Madame Butterfy
Comme dans une salle d'attente, mais vide et dépeuplée, comme sur un quai de gare, immense, déserté, évidé lui aussi de toute trace de vie ou de présences...
Une femme seule, assise, de noir vêtue, corpulente, cheveux noués en queue de cheval. Ambiance noire de vacuité qui va trancher avec toute une population fictive d'êtres et de paraitre qui vont sourdre et surgir des lèvres de cette trentenaire aux aguets , face à son public. Les mots jaillissent, les souvenirs de sa vie actuelle encore chaude et toute d'actualité: ses fantasmes, sa "maladie" psychique, ses doses de médicaments en posologie et divers protocoles, et son entourage: son "homme", Julien,son amour qui la hante et la soutient à bout de bras, ses "enfants" dont elle rêve, son surpoids, sa mère , ce bloc de mère, plutôt, toxique comme son environnement : elle est en ambulatoire ou à "Sainte Anne", a choisi son type d'accompagnement et redoute la clinique..Emilie est attachante, touchante, romantique dans son "malheur", sa psychose
Le théâtre fait renaître , recrée comme lors d'un exercice de maïeutique, ses émotions, sa vie, son existence
Passée au filtre, à l'alambic des paroles retranscrites par l'auteur, comme un élixir de jouvence et de plaisir. C'est beau et émouvant, à fleur de peau, tendu dans une atmosphère existentielle, jamais pathétique.
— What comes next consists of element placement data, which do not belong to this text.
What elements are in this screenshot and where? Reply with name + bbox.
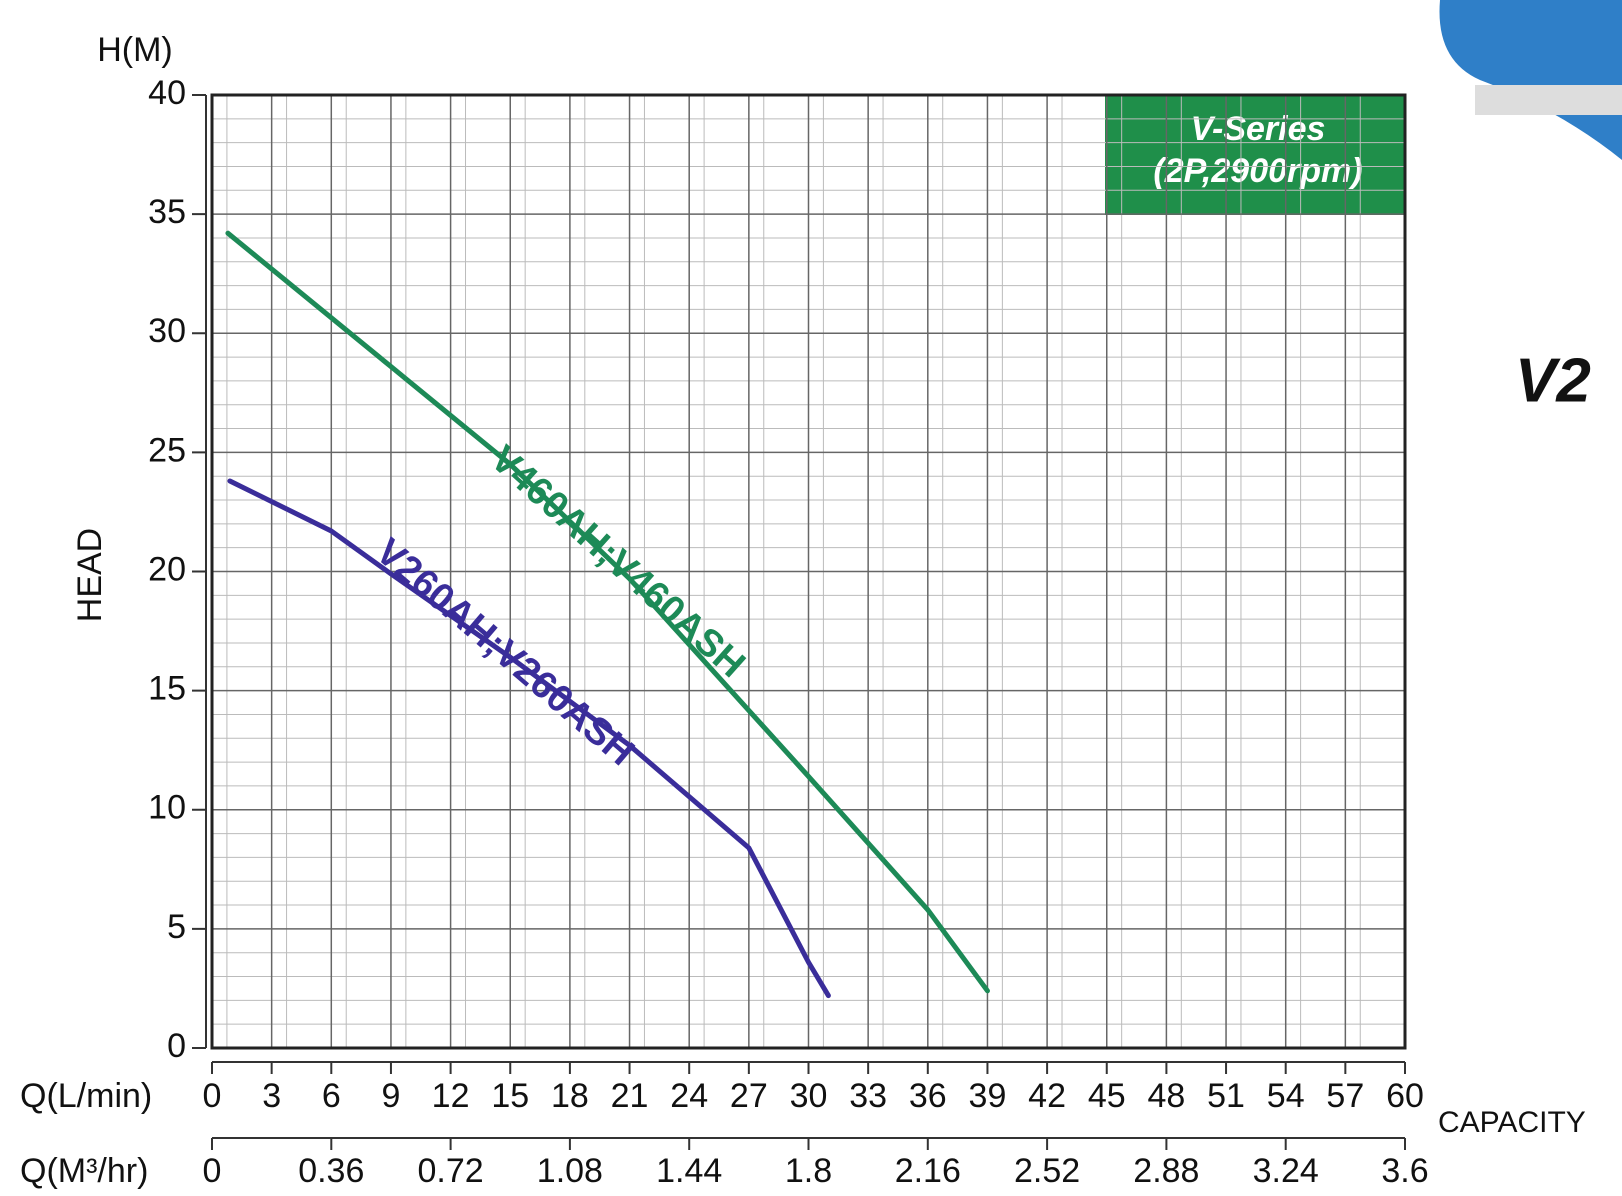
x-tick-label: 15 (491, 1077, 529, 1115)
x2-tick-label: 0.72 (418, 1152, 484, 1190)
x2-tick-label: 3.6 (1381, 1152, 1428, 1190)
y-tick-label: 15 (148, 670, 186, 708)
product-image (1439, 0, 1622, 160)
x-tick-label: 0 (203, 1077, 222, 1115)
y-axis-label: HEAD (71, 528, 109, 622)
x2-axis-label: Q(M³/hr) (20, 1152, 148, 1190)
plot-frame (210, 93, 1407, 1050)
x2-tick-label: 0.36 (298, 1152, 364, 1190)
x-tick-label: 51 (1207, 1077, 1245, 1115)
x2-tick-label: 2.88 (1133, 1152, 1199, 1190)
x2-tick-label: 1.44 (656, 1152, 722, 1190)
y-tick-label: 20 (148, 550, 186, 588)
annotation: (2P,2900rpm) (1153, 152, 1362, 190)
x-tick-label: 24 (670, 1077, 708, 1115)
y-tick-label: 40 (148, 74, 186, 112)
y-tick-label: 35 (148, 193, 186, 231)
x-tick-label: 54 (1267, 1077, 1305, 1115)
y-axis-top-label: H(M) (97, 31, 173, 69)
x-axis-label: Q(L/min) (20, 1077, 152, 1115)
x-tick-label: 18 (551, 1077, 589, 1115)
x2-tick-label: 0 (203, 1152, 222, 1190)
annotation: V-Series (1191, 110, 1326, 148)
y-tick-label: 30 (148, 312, 186, 350)
side-text: V2 (1515, 346, 1591, 415)
capacity-label: CAPACITY (1438, 1106, 1586, 1139)
x-tick-label: 45 (1088, 1077, 1126, 1115)
x-tick-label: 21 (611, 1077, 649, 1115)
series-line (225, 230, 990, 994)
x-tick-label: 33 (849, 1077, 887, 1115)
x-tick-label: 57 (1326, 1077, 1364, 1115)
x-tick-label: 48 (1147, 1077, 1185, 1115)
y-tick-label: 0 (167, 1027, 186, 1065)
product-image-base (1475, 85, 1622, 115)
x2-tick-label: 2.16 (895, 1152, 961, 1190)
y-tick-label: 5 (167, 908, 186, 946)
series-line (227, 478, 831, 999)
y-tick-label: 10 (148, 789, 186, 827)
x-tick-label: 3 (262, 1077, 281, 1115)
legend-box (1105, 96, 1405, 215)
x-tick-label: 60 (1386, 1077, 1424, 1115)
x-tick-label: 39 (969, 1077, 1007, 1115)
x2-tick-label: 1.08 (537, 1152, 603, 1190)
x-tick-label: 27 (730, 1077, 768, 1115)
x2-tick-label: 3.24 (1253, 1152, 1319, 1190)
x-tick-label: 12 (432, 1077, 470, 1115)
y-tick-label: 25 (148, 431, 186, 469)
x-tick-label: 30 (790, 1077, 828, 1115)
x2-tick-label: 1.8 (785, 1152, 832, 1190)
x-tick-label: 42 (1028, 1077, 1066, 1115)
x2-tick-label: 2.52 (1014, 1152, 1080, 1190)
x-tick-label: 36 (909, 1077, 947, 1115)
x-tick-label: 9 (381, 1077, 400, 1115)
x-tick-label: 6 (322, 1077, 341, 1115)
En empathie avec elle, le corps gainé d'une robe, de collants noirs qui moulent une silhouette banale, un peu trop ronde" au gout de certain, mais modelée par l’absorption et la prise de médicaments:
« J’ai aussi de l’Abilify, je trouve que le mot est poétique. Abilify, ça fait papillon. J’en prends une grosse dose et en fait c’est un médicament, moi je trouve que ça fait papillon fye, fly… et en fait c’est un médicament qui t’empêche de faire des interprétations et… parce que t’as tendance quand t’es pas bien à te dire, putain ton pull, là y a du rouge, du bleu ça forme un as de pique ou alors un oiseau à l’envers et ça veut dire que… et ça t’empêche de faire ça. »
Emilie Incerti Formentini, la comédienne, épouse comme un gant, cette pièce taillée sur mesure, haute couture pour elle : elle incarne l'oralité, tous les orifices de la danse des mots, des fantasmes et peut-être affabulations.
Guillaume Vincent signe ici texte et mise en scène avec justesse, sobriété et délicatesse: comme lui, on aime Emilie et si l'on apprend son internement en "clinique" contre sa volonté farouche, c'est avec émotion et empathie mais sans angoisse: avec une sorte de fatalité, de mise à l'écart, de remise au pas d'une démence assourdie et muselée, domptée par les institutions et la famille, tout rentre dans un ordre . Madame Butterfly est prise dans le filet et sera affichée aux cimaises de la psychiatrie comme un insecte dépourvu d'ailes , touché par les mains de l'homme de laboratoire et privé de sa liberté d'envol! Épinglée, prise au piège sans se débattre que par les mots, les maux!